What's worse--- telling someone the truth and hurting their feelings or lying to them to spare their feelings?

I personally would rather someone told me a truth than a lie. I would rather hear truth in such a way that it wasn’t cruel. That’s one of my rants—honesty doesn’t mean cruel, and when people say something in such a way that it was said just to hurt, that’s not being honest.

I think in such an instance, I would rather keep quiet than lie or hurt someone with an unpleasant truth. For example, there are things I don’t tell my mother, true things that would hurt her because they are behaviors that are ingrained for all her life, and even though they hurt me, I love her enough that I don’t want her to be hurt by something she couldn’t change. Because of that, sometimes I refuse to answer a question or to say anything at all because I don’t lie, but I can’t say that truth that would hurt her.

Sometimes, when my blood sugar was high or I was generally irritable, I have said it. And every time I do, I feel cruel, and I don’t like that feeling. So I avoid it.

Love is giving the ability to hurt us to someone who we trust not to.
April 26, 2018 at 7:02pm
April 26, 2018 at 7:02pm
#933492
Have you ever done karaoke? What kind of songs do you like to do? If you haven't... have you thought about it?

I have done karaoke. My problem is that while I know lots of songs, they tend not to be the recent songs that most karaoke bars play, so I have to go with oldies, and then, it all depends on if I can recognize that I know a song from the title, which sometimes isn’t the case. I don’t really recognize songs from the title or the artist. But if I hear it, I am likely to know it.

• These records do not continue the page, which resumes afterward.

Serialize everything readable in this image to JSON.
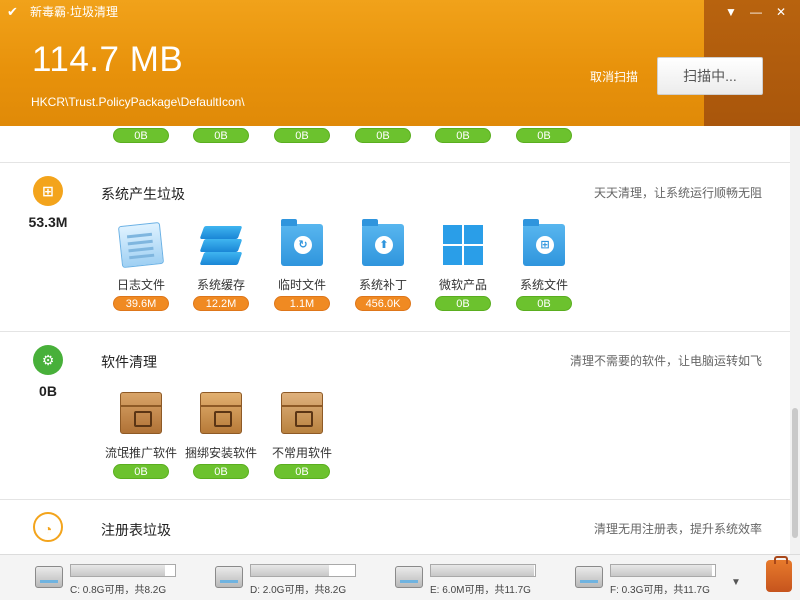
{
  "app": {
    "title": "新毒霸·垃圾清理"
  },
  "header": {
    "total_size": "114.7 MB",
    "scan_path": "HKCR\\Trust.PolicyPackage\\DefaultIcon\\",
    "cancel_label": "取消扫描",
    "scan_button_label": "扫描中..."
  },
  "top_partial": {
    "pills": [
      "0B",
      "0B",
      "0B",
      "0B",
      "0B",
      "0B"
    ]
  },
  "system_section": {
    "size": "53.3M",
    "title": "系统产生垃圾",
    "desc": "天天清理，让系统运行顺畅无阻",
    "items": [
      {
        "label": "日志文件",
        "value": "39.6M",
        "status": "orange",
        "icon": "log-file-icon"
      },
      {
        "label": "系统缓存",
        "value": "12.2M",
        "status": "orange",
        "icon": "cache-stack-icon"
      },
      {
        "label": "临时文件",
        "value": "1.1M",
        "status": "orange",
        "icon": "temp-folder-icon"
      },
      {
        "label": "系统补丁",
        "value": "456.0K",
        "status": "orange",
        "icon": "patch-folder-icon"
      },
      {
        "label": "微软产品",
        "value": "0B",
        "status": "green",
        "icon": "windows-logo-icon"
      },
      {
        "label": "系统文件",
        "value": "0B",
        "status": "green",
        "icon": "system-folder-icon"
      }
    ]
  },
  "software_section": {
    "size": "0B",
    "title": "软件清理",
    "desc": "清理不需要的软件，让电脑运转如飞",
    "items": [
      {
        "label": "流氓推广软件",
        "value": "0B",
        "status": "green",
        "icon": "box-icon"
      },
      {
        "label": "捆绑安装软件",
        "value": "0B",
        "status": "green",
        "icon": "bundle-box-icon"
      },
      {
        "label": "不常用软件",
        "value": "0B",
        "status": "green",
        "icon": "box-icon"
      }
    ]
  },
  "registry_section": {
    "title": "注册表垃圾",
    "desc": "清理无用注册表，提升系统效率"
  },
  "drives": [
    {
      "label": "C: 0.8G可用，共8.2G",
      "used_fraction": 0.9
    },
    {
      "label": "D: 2.0G可用，共8.2G",
      "used_fraction": 0.75
    },
    {
      "label": "E: 6.0M可用，共11.7G",
      "used_fraction": 0.99
    },
    {
      "label": "F: 0.3G可用，共11.7G",
      "used_fraction": 0.97
    }
  ],
  "colors": {
    "header_orange": "#e8920b",
    "pill_green": "#6cc22e",
    "pill_orange": "#f08a22"
  }
}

I do like to sing. Of course, I have a good ear for pitch, so that can be a problem in a group karaoke setting. And I’m kind of shy, so getting in front of everyone bugs me a bit. I think the last time I stayed in the background, wanting to be brave enough to since and not doing it. But I have been up on the stage singing for everyone before . . . it was the day and the company, I think. I have a better time if family’s around.